Grissemann: Natürlich ist das Klima jetzt anders als vor zwei Jahren. Aber man darf diese Entwicklung auch nicht überschätzen. Klar, gewisse Leute bekommen jetzt Schwierigkeiten, Künstler werden die Subventionen gekürzt. Aber ich lebe immer noch gerne in Österreich und werde dort auch weiterhin bleiben.

Sie arbeiten seit drei Jahren auch in Berlin. Haben Sie noch nie überlegt, Österreich zu verlassen?

Stermann: Ich wohne freiwillig in dem Land, während Grissemann dort geboren ist.

Grissemann: Ich wohne dort auch freiwillig.

Sternmann: Aber du hast eine andere Beziehung zu dem Land. Für dich wäre es ein größerer Schritt, von dort wegzugehen, als für mich.

Grissemann: Wenn ich zwischen Berlin und Wien wählen müsste, dann würde ich natürlich immer noch Wien vorziehen. Weil dort meine Freunde sind. Es gibt zur Zeit überhaupt keinen Grund, aus Wien wegzuziehen. Das kann sich aber auch ändern.

Sind die Reaktionen des Auslands auf Österreich überzogen?

Grissemann: Sie sind auf jeden Fall gut. Ich finde es großartig, wie die EU reagiert. Aber deswegen muss man doch keine Schwarz-Weiß-Malerei betreiben. Nur weil in der deutschen Regierung derzeit kein Rechtspopulist sitzt, soll Österreich schlimmer sein? Das ist doch lächerlich. In Deutschland brennen Asylantenheime. Das gibt es in Österreich nicht. Und das Land hat auch großartige und schöne Seiten.

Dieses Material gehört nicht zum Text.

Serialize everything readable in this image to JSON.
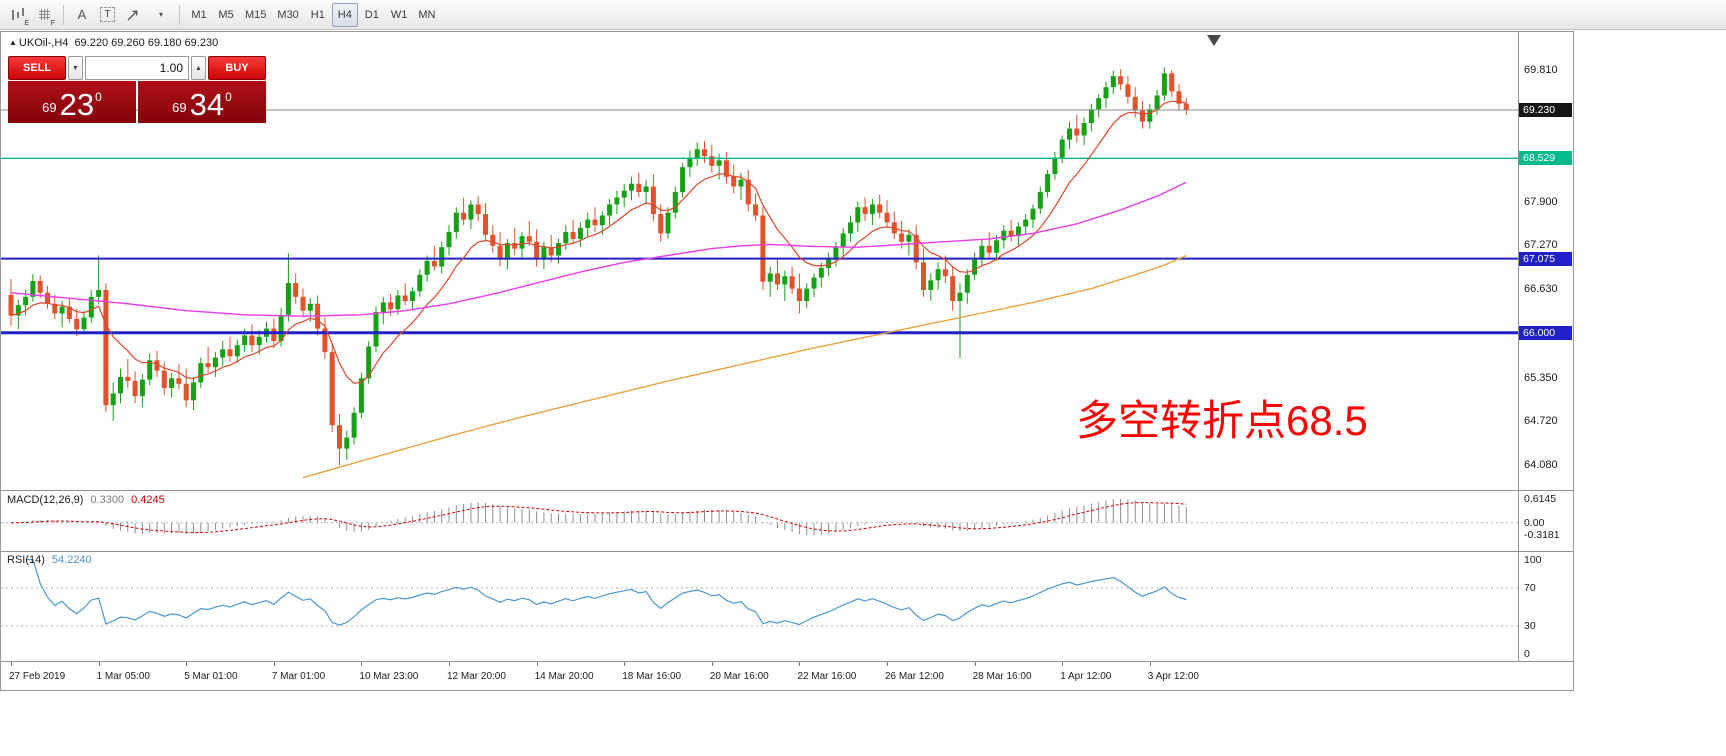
{
  "toolbar": {
    "icon_subs": {
      "e": "E",
      "f": "F"
    },
    "font_tool": "A",
    "text_tool": "T",
    "caret": "▾",
    "timeframes": [
      {
        "label": "M1",
        "active": false
      },
      {
        "label": "M5",
        "active": false
      },
      {
        "label": "M15",
        "active": false
      },
      {
        "label": "M30",
        "active": false
      },
      {
        "label": "H1",
        "active": false
      },
      {
        "label": "H4",
        "active": true
      },
      {
        "label": "D1",
        "active": false
      },
      {
        "label": "W1",
        "active": false
      },
      {
        "label": "MN",
        "active": false
      }
    ]
  },
  "chart_header": {
    "direction_icon": "▲",
    "symbol": "UKOil-,H4",
    "ohlc": "69.220 69.260 69.180 69.230"
  },
  "trade_panel": {
    "sell_label": "SELL",
    "buy_label": "BUY",
    "volume": "1.00",
    "spin_down": "▼",
    "spin_up": "▲",
    "sell_price": {
      "prefix": "69",
      "big": "23",
      "sup": "0"
    },
    "buy_price": {
      "prefix": "69",
      "big": "34",
      "sup": "0"
    }
  },
  "annotation": {
    "text": "多空转折点68.5",
    "color": "#ff0000"
  },
  "colors": {
    "bull": "#14a114",
    "bear": "#e4502a",
    "current_price_line": "#8a8a8a"
  },
  "chart_data": {
    "type": "candlestick",
    "symbol": "UKOil-",
    "timeframe": "H4",
    "ohlc_header": {
      "open": "69.220",
      "high": "69.260",
      "low": "69.180",
      "close": "69.230"
    },
    "ylim": [
      63.72,
      70.36
    ],
    "price_ticks": [
      "69.810",
      "67.900",
      "67.270",
      "66.630",
      "65.350",
      "64.720",
      "64.080"
    ],
    "badges": [
      {
        "value": "69.230",
        "price": 69.23,
        "color": "#161616"
      },
      {
        "value": "68.529",
        "price": 68.529,
        "color": "#00b98c"
      },
      {
        "value": "67.075",
        "price": 67.075,
        "color": "#2121c8"
      },
      {
        "value": "66.000",
        "price": 66.0,
        "color": "#2121c8"
      }
    ],
    "hlines": [
      {
        "price": 68.529,
        "color": "#00b98c",
        "width": 1.4
      },
      {
        "price": 67.075,
        "color": "#2121c8",
        "width": 2
      },
      {
        "price": 66.0,
        "color": "#2121c8",
        "width": 3
      }
    ],
    "current_price": 69.23,
    "candles": [
      [
        66.55,
        66.78,
        66.1,
        66.25
      ],
      [
        66.25,
        66.48,
        66.05,
        66.4
      ],
      [
        66.4,
        66.62,
        66.25,
        66.52
      ],
      [
        66.52,
        66.85,
        66.45,
        66.75
      ],
      [
        66.75,
        66.83,
        66.5,
        66.58
      ],
      [
        66.58,
        66.68,
        66.35,
        66.42
      ],
      [
        66.42,
        66.55,
        66.2,
        66.28
      ],
      [
        66.28,
        66.46,
        66.08,
        66.38
      ],
      [
        66.38,
        66.5,
        66.15,
        66.2
      ],
      [
        66.2,
        66.35,
        65.95,
        66.05
      ],
      [
        66.05,
        66.32,
        65.98,
        66.22
      ],
      [
        66.22,
        66.62,
        66.15,
        66.52
      ],
      [
        66.52,
        67.12,
        66.42,
        66.62
      ],
      [
        66.62,
        66.72,
        64.85,
        64.95
      ],
      [
        64.95,
        65.28,
        64.72,
        65.12
      ],
      [
        65.12,
        65.48,
        64.98,
        65.36
      ],
      [
        65.36,
        65.62,
        65.2,
        65.3
      ],
      [
        65.3,
        65.44,
        64.98,
        65.08
      ],
      [
        65.08,
        65.4,
        64.92,
        65.32
      ],
      [
        65.32,
        65.7,
        65.24,
        65.6
      ],
      [
        65.6,
        65.74,
        65.36,
        65.45
      ],
      [
        65.45,
        65.58,
        65.1,
        65.2
      ],
      [
        65.2,
        65.42,
        65.06,
        65.34
      ],
      [
        65.34,
        65.54,
        65.18,
        65.26
      ],
      [
        65.26,
        65.48,
        64.92,
        65.02
      ],
      [
        65.02,
        65.36,
        64.88,
        65.28
      ],
      [
        65.28,
        65.64,
        65.2,
        65.56
      ],
      [
        65.56,
        65.8,
        65.42,
        65.5
      ],
      [
        65.5,
        65.72,
        65.36,
        65.64
      ],
      [
        65.64,
        65.88,
        65.52,
        65.76
      ],
      [
        65.76,
        65.94,
        65.58,
        65.66
      ],
      [
        65.66,
        65.9,
        65.56,
        65.82
      ],
      [
        65.82,
        66.06,
        65.72,
        65.96
      ],
      [
        65.96,
        66.12,
        65.72,
        65.82
      ],
      [
        65.82,
        66.04,
        65.68,
        65.94
      ],
      [
        65.94,
        66.16,
        65.86,
        66.06
      ],
      [
        66.06,
        66.2,
        65.78,
        65.88
      ],
      [
        65.88,
        66.36,
        65.8,
        66.26
      ],
      [
        66.26,
        67.15,
        66.16,
        66.72
      ],
      [
        66.72,
        66.86,
        66.42,
        66.52
      ],
      [
        66.52,
        66.64,
        66.22,
        66.32
      ],
      [
        66.32,
        66.5,
        66.16,
        66.42
      ],
      [
        66.42,
        66.54,
        65.96,
        66.06
      ],
      [
        66.06,
        66.22,
        65.62,
        65.72
      ],
      [
        65.72,
        65.82,
        64.56,
        64.66
      ],
      [
        64.66,
        64.82,
        64.08,
        64.32
      ],
      [
        64.32,
        64.58,
        64.16,
        64.48
      ],
      [
        64.48,
        64.92,
        64.38,
        64.84
      ],
      [
        64.84,
        65.42,
        64.76,
        65.34
      ],
      [
        65.34,
        65.88,
        65.26,
        65.8
      ],
      [
        65.8,
        66.38,
        65.72,
        66.3
      ],
      [
        66.3,
        66.52,
        66.12,
        66.44
      ],
      [
        66.44,
        66.56,
        66.24,
        66.34
      ],
      [
        66.34,
        66.62,
        66.26,
        66.54
      ],
      [
        66.54,
        66.72,
        66.4,
        66.46
      ],
      [
        66.46,
        66.66,
        66.32,
        66.6
      ],
      [
        66.6,
        66.92,
        66.52,
        66.84
      ],
      [
        66.84,
        67.12,
        66.74,
        67.04
      ],
      [
        67.04,
        67.26,
        66.9,
        66.96
      ],
      [
        66.96,
        67.32,
        66.86,
        67.24
      ],
      [
        67.24,
        67.56,
        67.12,
        67.46
      ],
      [
        67.46,
        67.82,
        67.36,
        67.74
      ],
      [
        67.74,
        67.96,
        67.56,
        67.64
      ],
      [
        67.64,
        67.92,
        67.5,
        67.86
      ],
      [
        67.86,
        67.98,
        67.62,
        67.72
      ],
      [
        67.72,
        67.88,
        67.32,
        67.42
      ],
      [
        67.42,
        67.56,
        67.16,
        67.26
      ],
      [
        67.26,
        67.46,
        66.96,
        67.06
      ],
      [
        67.06,
        67.36,
        66.92,
        67.3
      ],
      [
        67.3,
        67.52,
        67.12,
        67.22
      ],
      [
        67.22,
        67.46,
        67.06,
        67.4
      ],
      [
        67.4,
        67.62,
        67.26,
        67.32
      ],
      [
        67.32,
        67.5,
        66.96,
        67.06
      ],
      [
        67.06,
        67.32,
        66.92,
        67.24
      ],
      [
        67.24,
        67.42,
        67.02,
        67.12
      ],
      [
        67.12,
        67.36,
        67.0,
        67.3
      ],
      [
        67.3,
        67.56,
        67.2,
        67.46
      ],
      [
        67.46,
        67.64,
        67.3,
        67.36
      ],
      [
        67.36,
        67.6,
        67.24,
        67.52
      ],
      [
        67.52,
        67.74,
        67.4,
        67.64
      ],
      [
        67.64,
        67.82,
        67.46,
        67.56
      ],
      [
        67.56,
        67.76,
        67.42,
        67.7
      ],
      [
        67.7,
        67.94,
        67.56,
        67.86
      ],
      [
        67.86,
        68.06,
        67.72,
        67.96
      ],
      [
        67.96,
        68.16,
        67.82,
        68.06
      ],
      [
        68.06,
        68.26,
        67.92,
        68.16
      ],
      [
        68.16,
        68.32,
        67.96,
        68.04
      ],
      [
        68.04,
        68.22,
        67.86,
        68.12
      ],
      [
        68.12,
        68.3,
        67.62,
        67.72
      ],
      [
        67.72,
        67.86,
        67.32,
        67.44
      ],
      [
        67.44,
        67.82,
        67.36,
        67.74
      ],
      [
        67.74,
        68.12,
        67.66,
        68.04
      ],
      [
        68.04,
        68.46,
        67.96,
        68.4
      ],
      [
        68.4,
        68.64,
        68.26,
        68.54
      ],
      [
        68.54,
        68.76,
        68.42,
        68.66
      ],
      [
        68.66,
        68.78,
        68.46,
        68.56
      ],
      [
        68.56,
        68.72,
        68.32,
        68.42
      ],
      [
        68.42,
        68.6,
        68.22,
        68.5
      ],
      [
        68.5,
        68.62,
        68.16,
        68.26
      ],
      [
        68.26,
        68.44,
        68.02,
        68.12
      ],
      [
        68.12,
        68.32,
        67.92,
        68.22
      ],
      [
        68.22,
        68.36,
        67.76,
        67.86
      ],
      [
        67.86,
        68.02,
        67.62,
        67.7
      ],
      [
        67.7,
        67.82,
        66.62,
        66.74
      ],
      [
        66.74,
        66.96,
        66.52,
        66.86
      ],
      [
        66.86,
        67.06,
        66.62,
        66.7
      ],
      [
        66.7,
        66.9,
        66.46,
        66.82
      ],
      [
        66.82,
        66.96,
        66.56,
        66.64
      ],
      [
        66.64,
        66.86,
        66.28,
        66.46
      ],
      [
        66.46,
        66.72,
        66.36,
        66.64
      ],
      [
        66.64,
        66.86,
        66.52,
        66.8
      ],
      [
        66.8,
        67.02,
        66.66,
        66.94
      ],
      [
        66.94,
        67.16,
        66.82,
        67.06
      ],
      [
        67.06,
        67.32,
        66.96,
        67.24
      ],
      [
        67.24,
        67.52,
        67.12,
        67.44
      ],
      [
        67.44,
        67.7,
        67.32,
        67.6
      ],
      [
        67.6,
        67.9,
        67.46,
        67.82
      ],
      [
        67.82,
        67.96,
        67.62,
        67.72
      ],
      [
        67.72,
        67.94,
        67.56,
        67.86
      ],
      [
        67.86,
        68.0,
        67.66,
        67.74
      ],
      [
        67.74,
        67.92,
        67.52,
        67.6
      ],
      [
        67.6,
        67.76,
        67.36,
        67.44
      ],
      [
        67.44,
        67.62,
        67.22,
        67.32
      ],
      [
        67.32,
        67.5,
        67.12,
        67.42
      ],
      [
        67.42,
        67.56,
        66.92,
        67.02
      ],
      [
        67.02,
        67.22,
        66.52,
        66.62
      ],
      [
        66.62,
        66.86,
        66.46,
        66.76
      ],
      [
        66.76,
        67.02,
        66.62,
        66.92
      ],
      [
        66.92,
        67.12,
        66.72,
        66.82
      ],
      [
        66.82,
        66.96,
        66.32,
        66.46
      ],
      [
        66.46,
        66.72,
        65.63,
        66.58
      ],
      [
        66.58,
        66.92,
        66.42,
        66.84
      ],
      [
        66.84,
        67.16,
        66.76,
        67.06
      ],
      [
        67.06,
        67.36,
        66.96,
        67.26
      ],
      [
        67.26,
        67.46,
        67.06,
        67.16
      ],
      [
        67.16,
        67.42,
        67.04,
        67.34
      ],
      [
        67.34,
        67.56,
        67.22,
        67.48
      ],
      [
        67.48,
        67.64,
        67.32,
        67.4
      ],
      [
        67.4,
        67.6,
        67.26,
        67.54
      ],
      [
        67.54,
        67.72,
        67.42,
        67.64
      ],
      [
        67.64,
        67.86,
        67.52,
        67.8
      ],
      [
        67.8,
        68.12,
        67.72,
        68.04
      ],
      [
        68.04,
        68.36,
        67.96,
        68.3
      ],
      [
        68.3,
        68.62,
        68.22,
        68.54
      ],
      [
        68.54,
        68.86,
        68.46,
        68.8
      ],
      [
        68.8,
        69.06,
        68.66,
        68.96
      ],
      [
        68.96,
        69.16,
        68.76,
        68.86
      ],
      [
        68.86,
        69.12,
        68.72,
        69.04
      ],
      [
        69.04,
        69.32,
        68.92,
        69.24
      ],
      [
        69.24,
        69.46,
        69.12,
        69.4
      ],
      [
        69.4,
        69.64,
        69.26,
        69.56
      ],
      [
        69.56,
        69.8,
        69.46,
        69.72
      ],
      [
        69.72,
        69.82,
        69.52,
        69.6
      ],
      [
        69.6,
        69.72,
        69.32,
        69.42
      ],
      [
        69.42,
        69.56,
        69.12,
        69.22
      ],
      [
        69.22,
        69.36,
        68.96,
        69.06
      ],
      [
        69.06,
        69.32,
        68.96,
        69.24
      ],
      [
        69.24,
        69.52,
        69.16,
        69.44
      ],
      [
        69.44,
        69.85,
        69.36,
        69.76
      ],
      [
        69.76,
        69.81,
        69.42,
        69.5
      ],
      [
        69.5,
        69.6,
        69.22,
        69.32
      ],
      [
        69.32,
        69.4,
        69.16,
        69.23
      ]
    ],
    "time_labels": [
      {
        "i": 0,
        "label": "27 Feb 2019"
      },
      {
        "i": 12,
        "label": "1 Mar 05:00"
      },
      {
        "i": 24,
        "label": "5 Mar 01:00"
      },
      {
        "i": 36,
        "label": "7 Mar 01:00"
      },
      {
        "i": 48,
        "label": "10 Mar 23:00"
      },
      {
        "i": 60,
        "label": "12 Mar 20:00"
      },
      {
        "i": 72,
        "label": "14 Mar 20:00"
      },
      {
        "i": 84,
        "label": "18 Mar 16:00"
      },
      {
        "i": 96,
        "label": "20 Mar 16:00"
      },
      {
        "i": 108,
        "label": "22 Mar 16:00"
      },
      {
        "i": 120,
        "label": "26 Mar 12:00"
      },
      {
        "i": 132,
        "label": "28 Mar 16:00"
      },
      {
        "i": 144,
        "label": "1 Apr 12:00"
      },
      {
        "i": 156,
        "label": "3 Apr 12:00"
      }
    ],
    "ma_overlays": {
      "fast": {
        "name": "fast-ma",
        "color": "#e0452a",
        "type": "ema",
        "period": 10
      },
      "mid": {
        "name": "mid-ma",
        "color": "#e83ce8",
        "points": [
          [
            0,
            66.58
          ],
          [
            8,
            66.5
          ],
          [
            16,
            66.42
          ],
          [
            24,
            66.32
          ],
          [
            32,
            66.26
          ],
          [
            40,
            66.24
          ],
          [
            48,
            66.26
          ],
          [
            54,
            66.32
          ],
          [
            60,
            66.42
          ],
          [
            66,
            66.56
          ],
          [
            72,
            66.72
          ],
          [
            78,
            66.88
          ],
          [
            84,
            67.02
          ],
          [
            90,
            67.12
          ],
          [
            96,
            67.22
          ],
          [
            100,
            67.26
          ],
          [
            104,
            67.28
          ],
          [
            110,
            67.25
          ],
          [
            116,
            67.24
          ],
          [
            122,
            67.28
          ],
          [
            128,
            67.32
          ],
          [
            134,
            67.36
          ],
          [
            140,
            67.44
          ],
          [
            146,
            67.58
          ],
          [
            152,
            67.78
          ],
          [
            157,
            67.98
          ],
          [
            161,
            68.18
          ]
        ]
      },
      "slow": {
        "name": "slow-ma",
        "color": "#eaa23c",
        "points": [
          [
            40,
            63.9
          ],
          [
            50,
            64.2
          ],
          [
            60,
            64.5
          ],
          [
            70,
            64.78
          ],
          [
            80,
            65.04
          ],
          [
            90,
            65.3
          ],
          [
            100,
            65.54
          ],
          [
            110,
            65.78
          ],
          [
            120,
            66.0
          ],
          [
            130,
            66.22
          ],
          [
            140,
            66.44
          ],
          [
            148,
            66.64
          ],
          [
            154,
            66.84
          ],
          [
            158,
            66.98
          ],
          [
            161,
            67.12
          ]
        ]
      }
    },
    "macd": {
      "label": "MACD(12,26,9)",
      "main_value": "0.3300",
      "signal_value": "0.4245",
      "params": [
        12,
        26,
        9
      ],
      "scale": [
        "0.6145",
        "0.00",
        "-0.3181"
      ],
      "ylim": [
        -0.69,
        0.78
      ],
      "colors": {
        "histogram": "#8f8f8f",
        "signal": "#d40000"
      }
    },
    "rsi": {
      "label": "RSI(14)",
      "value": "54.2240",
      "period": 14,
      "scale": [
        "100",
        "70",
        "30",
        "0"
      ],
      "levels": [
        70,
        30
      ],
      "ylim": [
        -6,
        108
      ],
      "color": "#4a96d2"
    }
  }
}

Dass Jörg Haider ein charakterloser Politiker ist, darüber brauchen wir nicht zu reden. Wenn ich aber jetzt wegen ihm das Land verlasse, würde dies doch nur meine Schwäche demonstrieren. Ich habe vor Haider nicht die geringste Angst.

Stermann: In Österreich gäbe es einen Aufschrei, wenn die FPÖ solche Parolen benutzen würde, wie dies etwa kürzlich Jürgen Rüttgers in Nordrhein-Westfalen gemacht hat.

In Österreich hat es schon immer eine ausgeprägt antisemitische und rassistische Stimmung gegeben. Was hat sich durch Haider verändert?

Stermann: Seit dem Antritt der neuen Regierung äußern die Leute ihre rassistischen Einstellungen offensiver. Es gab immer eine Art Common Sense, dass man die Dinge, die man denkt, wenigstens nicht aussprechen sollte. Dies hat sich verändert. Und dieser Haltung darf man sich nicht beugen. Weder in Österreich noch in Deutschland.

Also hat sich die schweigende Mehrheit jetzt auch politisch durchgesetzt?

Stermann: Das ist nur zur Hälfte wahr. Die Regierungsbeteiligung der FPÖ hat eine große Aufregung provoziert, die sich nun langsam wieder zu beruhigen droht. De facto findet aber eine Art Revolution in dem Land statt.

Grissemann: Nur weil jetzt ein paar Tausende Leute auf die Straße gehen, soll das gleich eine Revolution sein?

Stermann: Das Land hat sich dezidiert verändert.

Grissemann: Das Land hat sich dezidiert gespalten.

Stermann: Ja. Vorher war es wahrscheinlich ähnlich, aber es war nicht so ausgesprochen. Und das ist natürlich auch nicht uninteressant, so etwas mitzuerleben.

Ist Haider für Sie als Satiriker eine besonders interessante Figur?

Stermann: Überhaupt nicht.

Grissemann: Natürlich ist er interessant. Wir bestreiten ja ein Teil von unserem Programm mit ihm. Er exponiert sich sehr - und jeder Mensch, der sich sehr exponiert, ist interessant für satirische Betrachtungen. Genauso, wie es Verona Feldbusch ist. Daher ist Haider im satirischen Sinne wiederum auch nicht interessanter als Dieter Bohlen.

Stermann: Satirisch betrachtet, bietet er etwa so viel wie Zlatko von »Big Brother«. Aber auch nicht mehr. Wenn mir mehr Witze über Zlatko einfallen würden, würde ich mehr Witze über ihn machen. Derzeit fallen mir noch mehr Witze über Haider ein.